Furthermore, cyberattacks are increasingly targeting organizations rather than individuals, and HR departments have become a favorite entry point for hackers as HR professionals typically have access to a lot of employee data and are accustomed to opening emails from outside the organization, where it is relatively easy to conceal malicious code in the guise of a résumé or invoice.
Every Friday afternoon, Facebook CEO Mark Zuckerberg gathers employees at the company’s Menlo Park, California, headquarters for an all-hands talk and Q&A that is recorded and broadcast to thousands of other Facebookers in remote offices across the US and around world. The topics of these chats are wide-ranging and surprisingly open, Recode’s Kurt Wagner writes, covering everything from unreleased products, to strategic initiatives, to Zuckerberg’s thoughts about Facebook’s competitors and even its board members—the kind of stuff tech reporters (or competitor CEOs) would kill for.
Yet despite all the juicy details contained in these talks, they very rarely leak outside the company. How, Wagner wonders, does Zuckerberg manage to be so candid with his employees without compromising Facebook’s information security? The answer, it seems, has a lot to do with how much employees appreciate having a direct connection with their CEO, which engenders a deep respect for the need to keep these communications internal:
“That level of transparency is alarming when you see it at first,” said one former employee. “But there’s something [special] about knowing you’re getting an unfettered response.”

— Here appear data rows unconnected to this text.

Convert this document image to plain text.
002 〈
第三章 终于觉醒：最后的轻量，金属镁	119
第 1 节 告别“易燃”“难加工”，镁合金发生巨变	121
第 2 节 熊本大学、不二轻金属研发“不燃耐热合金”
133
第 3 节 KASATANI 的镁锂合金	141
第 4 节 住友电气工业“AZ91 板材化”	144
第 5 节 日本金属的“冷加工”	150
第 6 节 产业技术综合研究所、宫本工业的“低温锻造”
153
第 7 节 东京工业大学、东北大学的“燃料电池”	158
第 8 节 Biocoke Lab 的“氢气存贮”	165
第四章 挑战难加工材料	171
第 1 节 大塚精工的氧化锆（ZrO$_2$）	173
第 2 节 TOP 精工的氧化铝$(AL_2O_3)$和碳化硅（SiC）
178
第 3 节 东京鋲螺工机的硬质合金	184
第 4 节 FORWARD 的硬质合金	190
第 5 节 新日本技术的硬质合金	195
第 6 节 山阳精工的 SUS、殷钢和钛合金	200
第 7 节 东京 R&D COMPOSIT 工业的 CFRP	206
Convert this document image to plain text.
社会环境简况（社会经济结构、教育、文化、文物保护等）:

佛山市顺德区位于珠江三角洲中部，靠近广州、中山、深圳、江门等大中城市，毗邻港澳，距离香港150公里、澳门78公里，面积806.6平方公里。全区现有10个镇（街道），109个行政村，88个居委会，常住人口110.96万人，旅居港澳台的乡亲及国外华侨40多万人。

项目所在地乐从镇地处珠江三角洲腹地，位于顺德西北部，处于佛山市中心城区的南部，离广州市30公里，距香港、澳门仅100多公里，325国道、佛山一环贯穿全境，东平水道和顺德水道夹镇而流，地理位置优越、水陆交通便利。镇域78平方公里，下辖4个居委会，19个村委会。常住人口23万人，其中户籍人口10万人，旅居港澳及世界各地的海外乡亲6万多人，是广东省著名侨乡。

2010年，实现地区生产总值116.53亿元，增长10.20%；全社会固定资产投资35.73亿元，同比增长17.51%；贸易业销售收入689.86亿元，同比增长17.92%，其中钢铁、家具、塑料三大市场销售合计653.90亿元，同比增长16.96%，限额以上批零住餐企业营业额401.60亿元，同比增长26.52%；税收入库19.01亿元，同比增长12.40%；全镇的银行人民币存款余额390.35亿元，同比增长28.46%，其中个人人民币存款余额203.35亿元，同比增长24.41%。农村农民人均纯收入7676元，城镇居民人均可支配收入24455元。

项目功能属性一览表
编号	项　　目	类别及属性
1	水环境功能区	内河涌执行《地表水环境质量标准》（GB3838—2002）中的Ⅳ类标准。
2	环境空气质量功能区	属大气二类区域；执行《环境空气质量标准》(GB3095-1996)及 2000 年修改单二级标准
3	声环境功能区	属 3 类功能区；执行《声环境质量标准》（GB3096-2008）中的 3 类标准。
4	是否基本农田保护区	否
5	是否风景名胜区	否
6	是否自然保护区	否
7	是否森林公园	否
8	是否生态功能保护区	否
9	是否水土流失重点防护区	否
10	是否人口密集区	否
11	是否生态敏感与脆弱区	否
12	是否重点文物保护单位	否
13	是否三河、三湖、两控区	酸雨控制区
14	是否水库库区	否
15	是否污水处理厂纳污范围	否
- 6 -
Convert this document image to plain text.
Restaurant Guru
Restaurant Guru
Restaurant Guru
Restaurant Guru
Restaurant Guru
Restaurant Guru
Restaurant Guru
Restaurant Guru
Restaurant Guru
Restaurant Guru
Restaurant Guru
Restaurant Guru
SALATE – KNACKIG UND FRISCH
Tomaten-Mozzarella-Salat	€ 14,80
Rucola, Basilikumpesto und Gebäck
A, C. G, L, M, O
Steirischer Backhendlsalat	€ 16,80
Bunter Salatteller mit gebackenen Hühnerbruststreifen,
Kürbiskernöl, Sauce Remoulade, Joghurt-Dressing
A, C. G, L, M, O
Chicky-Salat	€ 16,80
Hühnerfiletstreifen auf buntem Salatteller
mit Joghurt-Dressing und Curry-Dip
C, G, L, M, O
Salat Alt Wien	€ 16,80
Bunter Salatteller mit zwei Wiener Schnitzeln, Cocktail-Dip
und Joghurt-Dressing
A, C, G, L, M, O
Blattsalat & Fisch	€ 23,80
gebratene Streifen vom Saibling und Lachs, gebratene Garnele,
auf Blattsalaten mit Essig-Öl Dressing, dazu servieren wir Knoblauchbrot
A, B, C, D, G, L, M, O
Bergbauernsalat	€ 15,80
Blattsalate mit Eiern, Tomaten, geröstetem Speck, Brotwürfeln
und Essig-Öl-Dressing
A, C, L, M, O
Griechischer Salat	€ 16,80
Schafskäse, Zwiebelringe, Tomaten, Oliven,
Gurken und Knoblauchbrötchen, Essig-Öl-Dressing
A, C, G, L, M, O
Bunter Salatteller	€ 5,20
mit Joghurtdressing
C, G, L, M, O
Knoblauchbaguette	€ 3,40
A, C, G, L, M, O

The Defend Trade Secrets Act, which President Barack Obama signed into law on Wednesday, helps businesses protect their secret sauces by expanding their ability to sue anyone who steals them—a phenomenon that costs the US economy over $300 billion a year. Jon Hyman at Workforce breaks down what employers need to know about the new law in brief, while Andrew McIlvaine at HRE Daily relays the views of some employment law experts on what it means for HR:
Trade secret claims have long been a key component of employee non-compete agreement lawsuits, writes Chris Marquardt, a partner at Alston & Bird’s labor and employment law group. For this reason, the new federal law “not only gives employers another tool to protect their confidential business information, but will also likely shift many routine employment-agreement lawsuits into the federal court system,” he writes. …
Brett Coburn, also a partner with Alston & Bird, writes that one of the less-frequently discussed aspects of the new law is one that will impact nearly all employers: “The law grants both criminal and civil immunity under both federal and state trade secrets laws to individuals who disclose a company’s trade secrets to the government” if the person has reason to suspect that a legal violation has occurred. It also requires employers to notify employees of this immunity “in any agreements that govern the use of trade secrets or other confidential information.”